А сколько писем написали девушки! Солдаты, узнав, что новые сиделки – девицы благородные и образованные, стали наперебой просить помочь отписать письмецо на родину. Причем желающих было столько, что им пришлось вскоре устанавливать очередь. А «помочь» – это означало целиком написать послание. Потому что сами солдаты, кроме приветствия родителям: «Здравствуйте, маманя и папаша, кланяется вам сын ваш…», – больше не могли придумать ни слова, о чем бы сообщить. И Тане с Наташей не без труда приходилось выведывать у них чего-нибудь интересного, достойного внимания. Зато если уж им удавалось иногда служивых разговорить, то в результате выходили целые повести. Девушки за короткое время службы в госпитале узнали о войне в Маньчжурии больше, чем за целый прошедший год вычитали во всех московских газетах.

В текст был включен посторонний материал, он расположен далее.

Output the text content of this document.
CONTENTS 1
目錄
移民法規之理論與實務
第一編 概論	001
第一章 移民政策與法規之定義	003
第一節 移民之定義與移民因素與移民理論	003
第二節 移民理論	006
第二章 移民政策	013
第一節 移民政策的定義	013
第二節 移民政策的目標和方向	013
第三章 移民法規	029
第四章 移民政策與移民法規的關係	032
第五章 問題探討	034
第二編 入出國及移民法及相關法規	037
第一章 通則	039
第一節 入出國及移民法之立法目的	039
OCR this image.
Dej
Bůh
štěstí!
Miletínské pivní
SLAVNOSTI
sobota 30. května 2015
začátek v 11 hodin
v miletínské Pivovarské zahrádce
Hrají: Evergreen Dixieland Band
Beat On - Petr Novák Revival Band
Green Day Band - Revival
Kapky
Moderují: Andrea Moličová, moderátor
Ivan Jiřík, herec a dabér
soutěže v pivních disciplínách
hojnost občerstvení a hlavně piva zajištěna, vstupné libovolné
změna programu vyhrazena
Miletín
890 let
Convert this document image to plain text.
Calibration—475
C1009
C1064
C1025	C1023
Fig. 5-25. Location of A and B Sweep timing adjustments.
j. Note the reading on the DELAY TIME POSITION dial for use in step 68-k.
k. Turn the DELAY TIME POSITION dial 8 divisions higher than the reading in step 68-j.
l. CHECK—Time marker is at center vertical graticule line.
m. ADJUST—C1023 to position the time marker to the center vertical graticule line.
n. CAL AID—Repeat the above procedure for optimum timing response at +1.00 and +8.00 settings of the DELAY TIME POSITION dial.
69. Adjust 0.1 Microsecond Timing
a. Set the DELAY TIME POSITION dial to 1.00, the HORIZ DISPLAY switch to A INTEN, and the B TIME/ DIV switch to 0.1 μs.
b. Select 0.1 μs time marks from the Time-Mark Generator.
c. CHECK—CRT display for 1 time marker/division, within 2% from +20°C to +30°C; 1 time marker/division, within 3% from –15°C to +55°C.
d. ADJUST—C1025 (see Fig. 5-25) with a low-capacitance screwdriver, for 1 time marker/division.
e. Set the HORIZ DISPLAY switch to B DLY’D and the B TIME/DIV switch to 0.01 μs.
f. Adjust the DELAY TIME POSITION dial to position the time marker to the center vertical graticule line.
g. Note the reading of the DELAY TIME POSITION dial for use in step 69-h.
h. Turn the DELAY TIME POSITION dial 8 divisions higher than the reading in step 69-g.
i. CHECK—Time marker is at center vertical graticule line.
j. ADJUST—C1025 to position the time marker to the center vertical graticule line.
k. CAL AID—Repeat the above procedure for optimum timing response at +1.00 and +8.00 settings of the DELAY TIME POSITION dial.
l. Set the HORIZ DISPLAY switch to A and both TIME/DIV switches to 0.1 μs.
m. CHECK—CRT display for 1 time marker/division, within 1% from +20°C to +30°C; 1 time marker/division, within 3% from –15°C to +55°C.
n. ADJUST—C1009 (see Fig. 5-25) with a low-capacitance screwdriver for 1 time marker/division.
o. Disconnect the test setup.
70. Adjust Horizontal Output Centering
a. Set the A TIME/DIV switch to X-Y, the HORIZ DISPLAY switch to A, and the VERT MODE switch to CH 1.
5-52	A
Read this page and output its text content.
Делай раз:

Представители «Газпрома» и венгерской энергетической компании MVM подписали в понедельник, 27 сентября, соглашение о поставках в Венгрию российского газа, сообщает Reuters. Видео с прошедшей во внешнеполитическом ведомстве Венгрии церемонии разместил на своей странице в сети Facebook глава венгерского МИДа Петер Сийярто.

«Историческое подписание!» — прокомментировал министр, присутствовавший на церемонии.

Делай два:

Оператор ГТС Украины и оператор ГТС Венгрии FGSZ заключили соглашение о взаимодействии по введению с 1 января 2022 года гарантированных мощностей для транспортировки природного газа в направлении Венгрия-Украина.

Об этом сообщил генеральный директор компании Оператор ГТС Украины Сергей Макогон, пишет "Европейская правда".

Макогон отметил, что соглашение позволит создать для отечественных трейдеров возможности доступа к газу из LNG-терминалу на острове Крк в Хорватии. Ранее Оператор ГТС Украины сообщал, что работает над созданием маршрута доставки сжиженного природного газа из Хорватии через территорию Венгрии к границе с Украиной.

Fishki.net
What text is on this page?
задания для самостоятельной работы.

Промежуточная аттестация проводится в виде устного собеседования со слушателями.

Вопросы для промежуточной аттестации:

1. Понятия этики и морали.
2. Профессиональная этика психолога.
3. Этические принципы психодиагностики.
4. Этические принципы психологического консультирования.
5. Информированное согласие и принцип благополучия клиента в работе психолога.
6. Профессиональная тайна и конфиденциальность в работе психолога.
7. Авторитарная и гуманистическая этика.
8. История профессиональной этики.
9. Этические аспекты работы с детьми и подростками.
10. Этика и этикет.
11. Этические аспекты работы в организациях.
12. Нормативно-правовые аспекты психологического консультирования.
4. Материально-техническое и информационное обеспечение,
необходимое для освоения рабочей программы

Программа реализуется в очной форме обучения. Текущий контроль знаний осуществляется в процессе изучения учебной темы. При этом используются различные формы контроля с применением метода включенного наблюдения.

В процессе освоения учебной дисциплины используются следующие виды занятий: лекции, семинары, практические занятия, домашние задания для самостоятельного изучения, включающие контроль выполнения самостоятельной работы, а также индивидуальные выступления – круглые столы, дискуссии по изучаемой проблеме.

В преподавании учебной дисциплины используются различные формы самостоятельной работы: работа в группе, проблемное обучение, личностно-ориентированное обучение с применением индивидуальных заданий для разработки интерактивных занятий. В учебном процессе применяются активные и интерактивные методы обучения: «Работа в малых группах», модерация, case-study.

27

Однажды, где-то еще перед Рождеством, старшая сестра велела Тане захватить бумагу, перо с чернилами и пойти помочь написать письмо одному раненому офицеру. Таня вначале удивилась: обычно офицеры писали письма без чьей-либо помощи, – они все были людьми просвещенными. Но недоумение ее разрешилось, едва она вошла в палату: у приветливо ей улыбающегося молодого человека оказалась перебинтована правая рука. Он был родом из Киева. Но написать хотел не домой, а, как ни странно, назад, в Маньчжурию, – какому-то своему товарищу по полку, с которым ему не получилось встретиться сразу после ранения.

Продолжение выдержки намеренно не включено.